Innovation and collaboration is vital to this success. For example, a new digital solutions collaborative in California involves a team of 13 startup companies who have joined forces with KidsX, a consortium of pediatric hospitals focused on improving digital health innovation through collaboration. The cohort represents the largest pediatric-focused digital health accelerator in the world. It will link innovators with children’s hospitals to build, test and deploy software solutions to improve pediatric care. More than 300 companies applied to participate and the most promising were chosen by the 51 member organizations. The entrepreneurs will partner with KidsX member organizations to pilot products and validate their clinical readiness for scaling across the country. This is the kind of big picture innovation and collaboration that involve these new, bigger picture leaders to help drive innovation and success.

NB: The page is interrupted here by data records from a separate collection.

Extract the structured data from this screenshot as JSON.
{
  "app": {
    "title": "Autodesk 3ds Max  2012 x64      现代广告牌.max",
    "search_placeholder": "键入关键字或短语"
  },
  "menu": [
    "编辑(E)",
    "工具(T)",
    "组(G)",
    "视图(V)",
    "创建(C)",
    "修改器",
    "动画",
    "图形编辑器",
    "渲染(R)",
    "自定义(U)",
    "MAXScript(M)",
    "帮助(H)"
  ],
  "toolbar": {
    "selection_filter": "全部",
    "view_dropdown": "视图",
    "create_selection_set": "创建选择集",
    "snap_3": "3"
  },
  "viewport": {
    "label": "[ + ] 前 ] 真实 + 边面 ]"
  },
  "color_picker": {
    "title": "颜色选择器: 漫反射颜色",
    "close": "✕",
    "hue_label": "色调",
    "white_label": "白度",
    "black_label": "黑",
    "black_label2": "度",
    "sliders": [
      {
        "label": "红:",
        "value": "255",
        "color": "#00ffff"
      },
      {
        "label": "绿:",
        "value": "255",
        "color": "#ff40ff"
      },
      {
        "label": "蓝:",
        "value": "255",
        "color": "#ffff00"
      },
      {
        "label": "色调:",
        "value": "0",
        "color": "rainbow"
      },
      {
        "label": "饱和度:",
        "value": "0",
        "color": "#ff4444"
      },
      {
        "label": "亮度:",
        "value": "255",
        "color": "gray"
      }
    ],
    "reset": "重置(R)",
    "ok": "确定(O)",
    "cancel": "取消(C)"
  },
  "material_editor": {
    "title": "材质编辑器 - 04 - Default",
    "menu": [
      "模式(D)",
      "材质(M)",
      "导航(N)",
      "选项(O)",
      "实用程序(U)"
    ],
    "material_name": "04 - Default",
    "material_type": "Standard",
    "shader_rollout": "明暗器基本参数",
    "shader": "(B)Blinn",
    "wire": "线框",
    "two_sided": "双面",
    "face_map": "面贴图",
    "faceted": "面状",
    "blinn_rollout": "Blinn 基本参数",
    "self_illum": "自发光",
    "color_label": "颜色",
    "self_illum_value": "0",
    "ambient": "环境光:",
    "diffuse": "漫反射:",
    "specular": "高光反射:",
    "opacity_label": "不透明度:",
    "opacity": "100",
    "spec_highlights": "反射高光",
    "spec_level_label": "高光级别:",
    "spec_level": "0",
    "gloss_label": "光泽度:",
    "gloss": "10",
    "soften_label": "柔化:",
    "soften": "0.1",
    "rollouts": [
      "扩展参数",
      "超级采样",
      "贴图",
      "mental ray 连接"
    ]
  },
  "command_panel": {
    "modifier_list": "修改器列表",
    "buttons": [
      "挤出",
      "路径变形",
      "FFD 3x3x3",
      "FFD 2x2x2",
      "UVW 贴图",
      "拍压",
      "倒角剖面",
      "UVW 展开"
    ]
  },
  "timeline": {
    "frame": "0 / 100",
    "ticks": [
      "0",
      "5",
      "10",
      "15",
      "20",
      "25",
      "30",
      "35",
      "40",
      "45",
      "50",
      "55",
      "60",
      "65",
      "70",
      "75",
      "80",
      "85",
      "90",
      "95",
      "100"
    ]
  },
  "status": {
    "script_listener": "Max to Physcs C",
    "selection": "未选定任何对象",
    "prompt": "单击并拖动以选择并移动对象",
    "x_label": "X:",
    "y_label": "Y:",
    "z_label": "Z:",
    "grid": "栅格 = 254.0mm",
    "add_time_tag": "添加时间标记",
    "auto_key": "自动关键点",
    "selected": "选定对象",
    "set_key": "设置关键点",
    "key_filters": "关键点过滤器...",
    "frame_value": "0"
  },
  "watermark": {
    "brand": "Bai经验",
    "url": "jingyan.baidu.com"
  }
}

New ways of doing business require shifts in values of what is important and how major efforts can be accomplished. We’ve developed a few points about how lifecycle data management and active archiving are tools that can support the chief outcomes officer’s mission to drive success.

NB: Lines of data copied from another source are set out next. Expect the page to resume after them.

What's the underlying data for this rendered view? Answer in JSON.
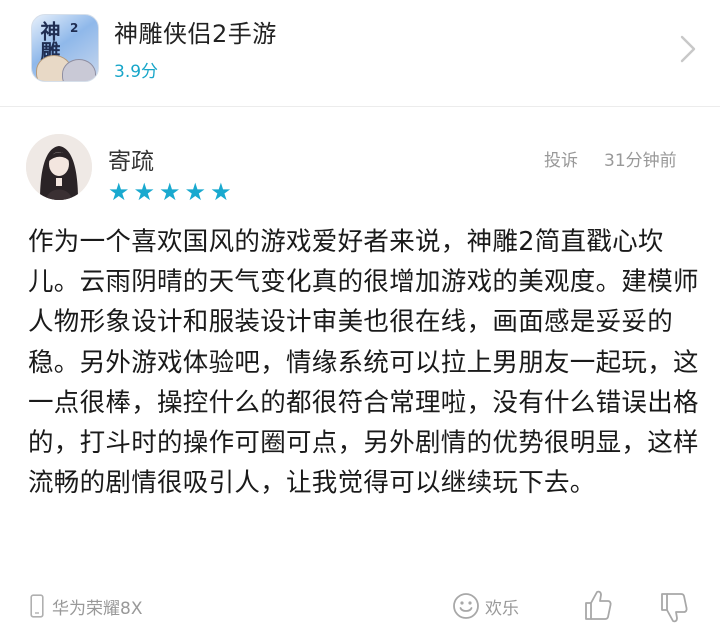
{
  "app": {
    "name": "神雕侠侣2手游",
    "rating": "3.9分",
    "icon_glyph": "神雕",
    "icon_number": "2"
  },
  "review": {
    "username": "寄疏",
    "stars": "★★★★★",
    "star_count": 5,
    "report_label": "投诉",
    "time": "31分钟前",
    "text": "作为一个喜欢国风的游戏爱好者来说，神雕2简直戳心坎儿。云雨阴晴的天气变化真的很增加游戏的美观度。建模师人物形象设计和服装设计审美也很在线，画面感是妥妥的稳。另外游戏体验吧，情缘系统可以拉上男朋友一起玩，这一点很棒，操控什么的都很符合常理啦，没有什么错误出格的，打斗时的操作可圈可点，另外剧情的优势很明显，这样流畅的剧情很吸引人，让我觉得可以继续玩下去。",
    "device": "华为荣耀8X",
    "reaction_label": "欢乐"
  },
  "colors": {
    "accent": "#19a9cf",
    "muted": "#999999",
    "text": "#1a1a1a"
  },
  "icons": [
    "chevron-right-icon",
    "phone-icon",
    "smile-icon",
    "thumb-up-icon",
    "thumb-down-icon"
  ]
}
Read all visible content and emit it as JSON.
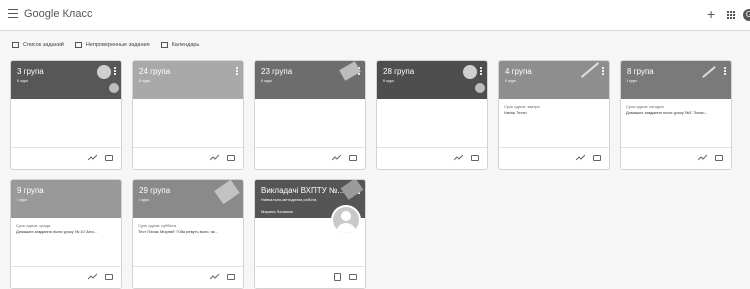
{
  "app": {
    "title": "Google Класс"
  },
  "subnav": {
    "todo": "Список заданий",
    "unchecked": "Непроверенные задания",
    "calendar": "Календарь"
  },
  "header": {
    "avatar_letter": "G"
  },
  "classes": [
    {
      "name": "3 група",
      "section": "II курс",
      "color": "#575757",
      "due": "",
      "task": "",
      "teacher": ""
    },
    {
      "name": "24 група",
      "section": "II курс",
      "color": "#a9a9a9",
      "due": "",
      "task": "",
      "teacher": ""
    },
    {
      "name": "23 група",
      "section": "II курс",
      "color": "#6d6d6d",
      "due": "",
      "task": "",
      "teacher": ""
    },
    {
      "name": "28 група",
      "section": "II курс",
      "color": "#4e4e4e",
      "due": "",
      "task": "",
      "teacher": ""
    },
    {
      "name": "4 група",
      "section": "II курс",
      "color": "#8e8e8e",
      "due": "Срок сдачи: завтра",
      "task": "Наліж Тести",
      "teacher": ""
    },
    {
      "name": "8 група",
      "section": "I курс",
      "color": "#7a7a7a",
      "due": "Срок сдачи: сегодня",
      "task": "Домашнє завдання після уроку №3 \"Загал...",
      "teacher": ""
    },
    {
      "name": "9 група",
      "section": "I курс",
      "color": "#999999",
      "due": "Срок сдачи: среда",
      "task": "Домашнє завдання після уроку № 10 Заго...",
      "teacher": ""
    },
    {
      "name": "29 група",
      "section": "I курс",
      "color": "#8a8a8a",
      "due": "Срок сдачи: суббота",
      "task": "Тест Панас Мирний \"Хіба ревуть воли, як...",
      "teacher": ""
    },
    {
      "name": "Викладачі ВХПТУ №...",
      "section": "Навчально-методична робота",
      "color": "#555555",
      "due": "",
      "task": "",
      "teacher": "Марина Лаланюк"
    }
  ]
}
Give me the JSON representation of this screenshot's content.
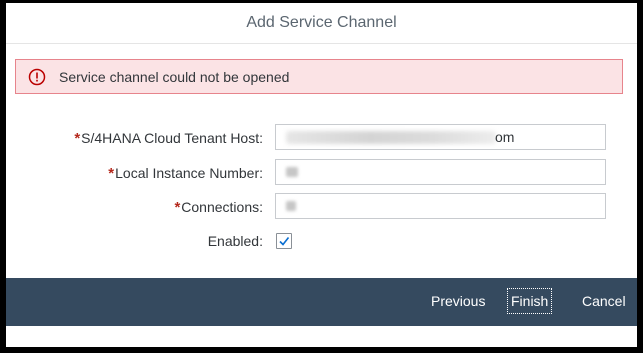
{
  "dialog": {
    "title": "Add Service Channel"
  },
  "error": {
    "icon": "alert-circle-icon",
    "message": "Service channel could not be opened",
    "color": "#e7848c"
  },
  "form": {
    "required_marker": "*",
    "host": {
      "label": "S/4HANA Cloud Tenant Host:",
      "value_suffix": "om"
    },
    "instance": {
      "label": "Local Instance Number:"
    },
    "connections": {
      "label": "Connections:"
    },
    "enabled": {
      "label": "Enabled:",
      "checked": true
    }
  },
  "footer": {
    "previous_label": "Previous",
    "finish_label": "Finish",
    "cancel_label": "Cancel",
    "background": "#354a5f"
  }
}
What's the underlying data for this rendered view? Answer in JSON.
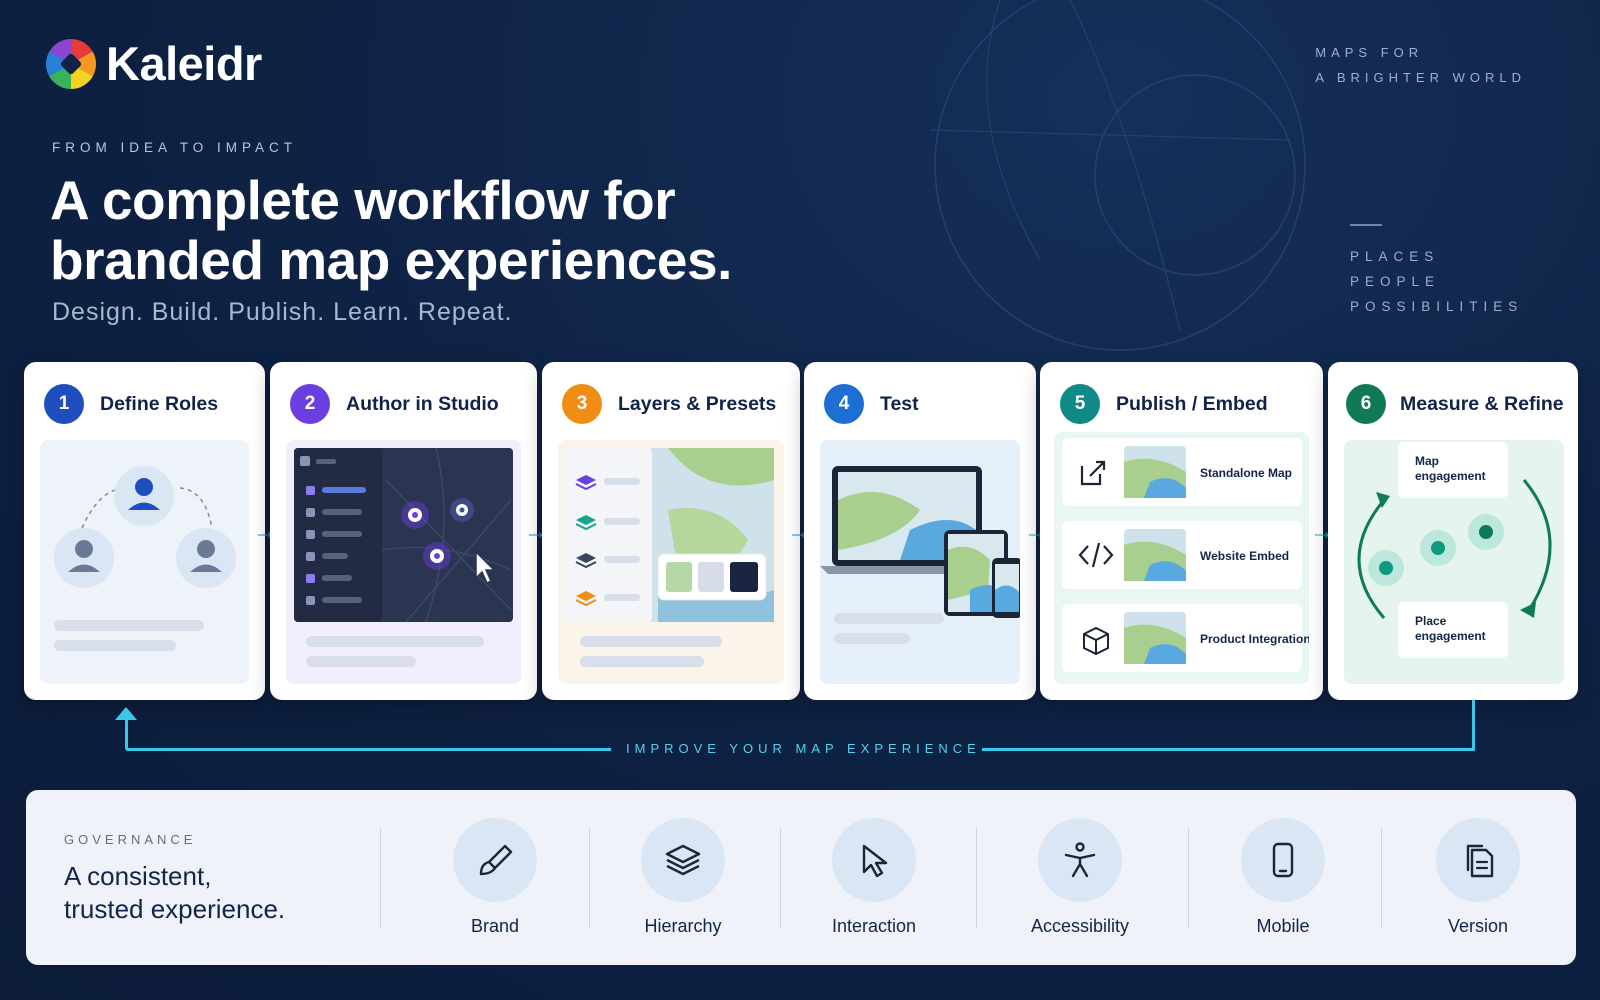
{
  "brand": {
    "name": "Kaleidr"
  },
  "tagline_right": [
    "MAPS FOR",
    "A BRIGHTER WORLD"
  ],
  "right_list": [
    "PLACES",
    "PEOPLE",
    "POSSIBILITIES"
  ],
  "hero": {
    "eyebrow": "FROM IDEA TO IMPACT",
    "headline_line1": "A complete workflow for",
    "headline_line2": "branded map experiences.",
    "subline": "Design. Build. Publish. Learn. Repeat."
  },
  "steps": [
    {
      "num": "1",
      "title": "Define Roles",
      "color": "#1f4fbf"
    },
    {
      "num": "2",
      "title": "Author in Studio",
      "color": "#6a3ee0"
    },
    {
      "num": "3",
      "title": "Layers & Presets",
      "color": "#ef8d14"
    },
    {
      "num": "4",
      "title": "Test",
      "color": "#1e6fd4"
    },
    {
      "num": "5",
      "title": "Publish / Embed",
      "color": "#0f8a86"
    },
    {
      "num": "6",
      "title": "Measure & Refine",
      "color": "#0f7a55"
    }
  ],
  "publish_options": [
    "Standalone Map",
    "Website Embed",
    "Product Integration"
  ],
  "measure": {
    "top_line1": "Map",
    "top_line2": "engagement",
    "bottom_line1": "Place",
    "bottom_line2": "engagement"
  },
  "loop_label": "IMPROVE YOUR MAP EXPERIENCE",
  "governance": {
    "eyebrow": "GOVERNANCE",
    "title_line1": "A consistent,",
    "title_line2": "trusted experience.",
    "items": [
      {
        "label": "Brand",
        "icon": "brush-icon"
      },
      {
        "label": "Hierarchy",
        "icon": "layers-icon"
      },
      {
        "label": "Interaction",
        "icon": "cursor-icon"
      },
      {
        "label": "Accessibility",
        "icon": "accessibility-icon"
      },
      {
        "label": "Mobile",
        "icon": "phone-icon"
      },
      {
        "label": "Version",
        "icon": "document-icon"
      }
    ]
  },
  "colors": {
    "background": "#0f2346",
    "accent_cyan": "#3ac8e8",
    "arrow_blue": "#2a86d6",
    "arrow_teal": "#17a89a"
  }
}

Legacy Health Data Supports Three Key Drivers for Improved Outcomes in Healthcare:

    1. Freeing Clinicians from Administrative BurdensAt a time when physicians report spending more time with the EHR than with their patients, having access to the complete medical record with a single sign-on is a key advantage that HealthData Archiver® delivers in an efficient, secure manner. Instant accessibility to the historical record is a game changer and available for most EMR brands, including Epic, Cerner, Allscripts, Athena, NextGen and other major brands. It also supports numerous formats including: Oauth/OpenID, Advanced Encryption Standard (AES), Security Assertion Markup Language (SAML 2.0) and others.
    2. Bringing Value-Based Programs to Life – Cutting costs and increasing operational efficiencies are two major benefits of an active archive. And, as technology and innovation continue to allow more procedures to be done outside the hospital and help hospitals increase efficiency, improve patient outcomes and save costs (according to Moody’s), access to the complete patient narrative will be even more important. Creating a long-term data management strategy should be on every healthcare providers to-do list as the volume of health data doubles faster than any other industry and having a smart, active archive can support retention requirements, satisfy interoperability demands and contribute to operational efficiency. Having both active and historical data readily available when needed helps providers help their patients improve their health, reduce the effects of chronic disease, and live healthier lifestyles.
    3. Ensuring Patients Receive a Comprehensive Set of High Quality Services – Health data continues to play an even more critical role to strengthen healthcare delivery. Health data management supports comprehensive healthcare delivery to patients by supporting telehealth, by providing immediate access to legacy health records at the point of care, and by enabling the information flow for these records as required by compliance to the 21st Century Cures Act Rules on interoperability and patient access, which will be enforced beginning in 2021. Patients are becoming more and more interested in having online access to their medical records and 67% of consumers in a recent survey said they would consider changing their doctor or hospital provider in the coming year after they discovered their health record was not shareable, available or was blocked. Having the right technology solutions onboard directly support the ability to deliver the highest quality patient care.

Ranked #1 in the category of data archiving by KLAS Research and with successful experience with more than 500 different EHR systems, Harmony Healthcare IT stands ready to help chief outcomes officers and the entire data governance team deliver high-quality data management services that bring outstanding results.